The same could be said for Day-Lewis. Richmond is ga-ga for the star of “My Left Foot” and “Last of the Mohicans.” He is the actor most desired by Richmond’s stargazers, who rhapsodize about his smile, his eyes, his hair, his intensity. Not so the historic Lincoln, about whom a bystander wrote: “I had a good look at Mr. Lincoln. He seemed tired, and old and I must say, with due respect to the president of the United States, I thought him the ugliest man I had ever seen.”
Day-Lewis, famous for staying in character even after filming has stopped for the day, has grown a beard, according to tweeters.
As night fell on Libby Hill Park, a bearded man sat alone on a bench, looking down on the site of the former Libby Prison, where Union prisoners were confined and where Abraham Lincoln made his last stop before leaving Richmond. It was not Day-Lewis, although he has been seen here, walking by himself, and reading. It is said he has refused photos and that the locals respect his privacy.

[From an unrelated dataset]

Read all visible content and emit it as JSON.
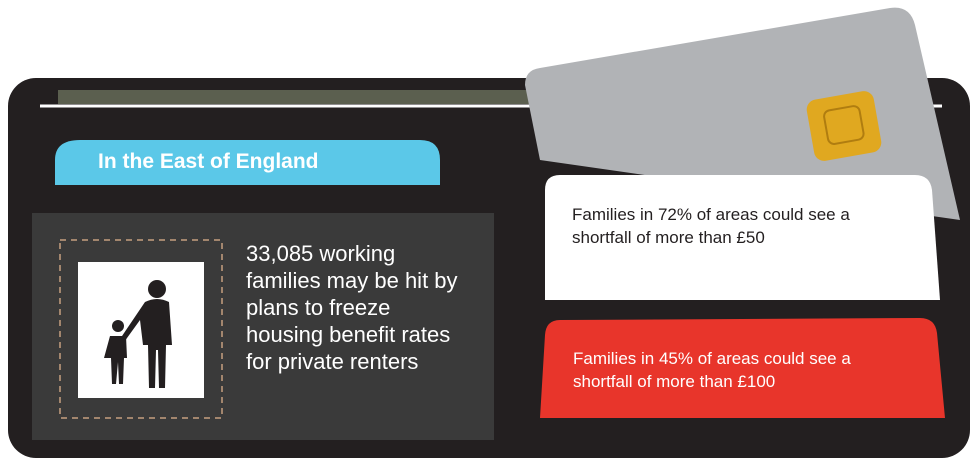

The bearded man walked away. The sun went down in shades of red and gold, a deja vu if ever there was one – every sunset the same, every sunset a little different. Tomorrow is another day.
Lights will light, cameras will film, all the way through Dec. 10.
Lincoln will walk through Richmond – again – and the city will rejoice.
Lincoln-era quotes are from CivilWarTraveler.com and the National Park Service.